一定年齢以上の読者各位にとっては「そりゃあまりにベタ過ぎでしょ」的な場面が散りばめられていますが、一方で自身の若かった当時が甘酸っぱく照れくさく蘇り、読み進める事が止められません。


残念ながら自称硬派でモテない学生時代を納得させていた大山哲には、この手の感情の揺れが記憶の中に見当たりませんが、それでも顔相を崩しながら、違和感無く最後まで読み進めました。

 

そしてラストシーンの描写もサラリと読み流そうとしたその時、思わず目を見開いた私は、登場人物名が誤植では無いかと疑うかのように目を見開き、複数回その部分だけを繰り返し確かめました。
「あっぱれ」「ヤラレタ」感が心地良く、完全に1本取られました。


私が果たして何を申し上げたいのか、それはぜひご自身でお確かめください。
ヒントは冒頭、原作は「前半と後半に」とご紹介しましたが、実はこれらは1本の時系列で繋がってはおらず、前半後半が同時進行の物語…ここまでにしておきましょう。

こうした世界観を映画という1つのスクリーンの中で描くのは至難の業で、この作品の最高の「要」となるこのマジックを、やはり描き切る事が叶わなかったみたいです。

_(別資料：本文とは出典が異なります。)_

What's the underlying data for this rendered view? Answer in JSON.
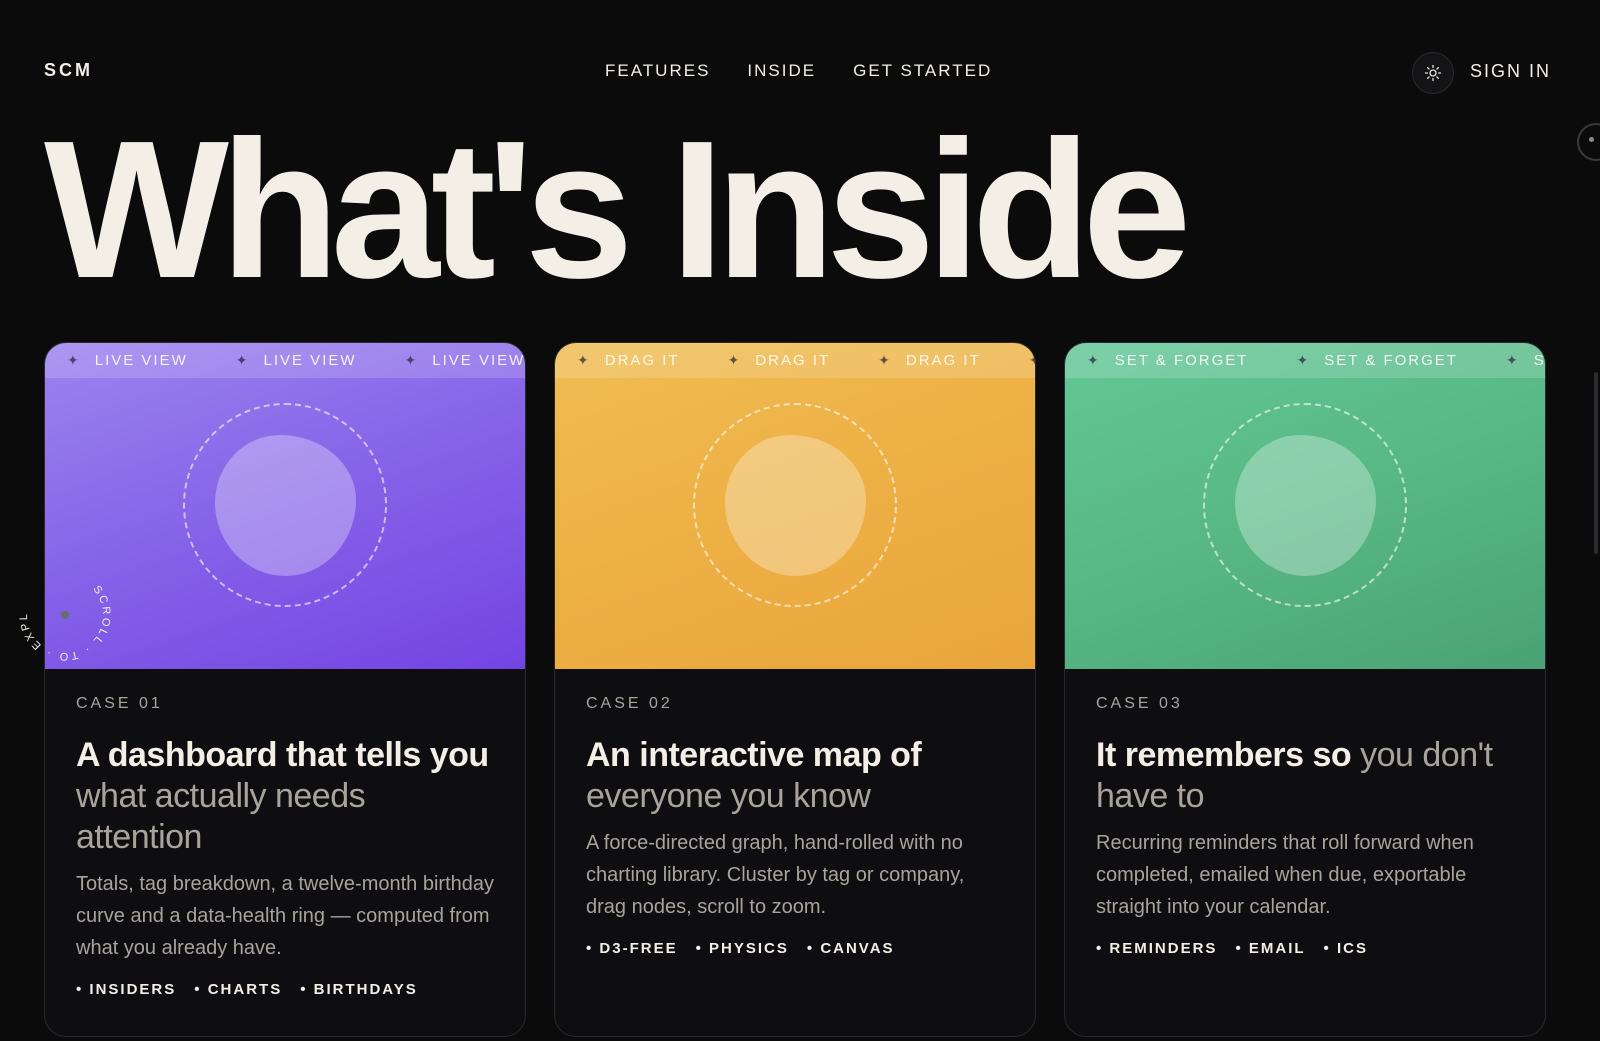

ネット上の映画に関する口コミには辛辣な感想が多く、これら口コミで原作に対する負の先入観を抱いてしまわれないかと、正直心配していたりします。


誰が何と言おうと、イニシエーション・ラブは原作に限ると、ここに明言申し上げます。
出演者のファンだからと映画館に足を運ばれ、ガッカリ感を声にされた方々にもぜひ、大山哲に騙されたつもりで、原作をご一読いただければと切に願うばかりです。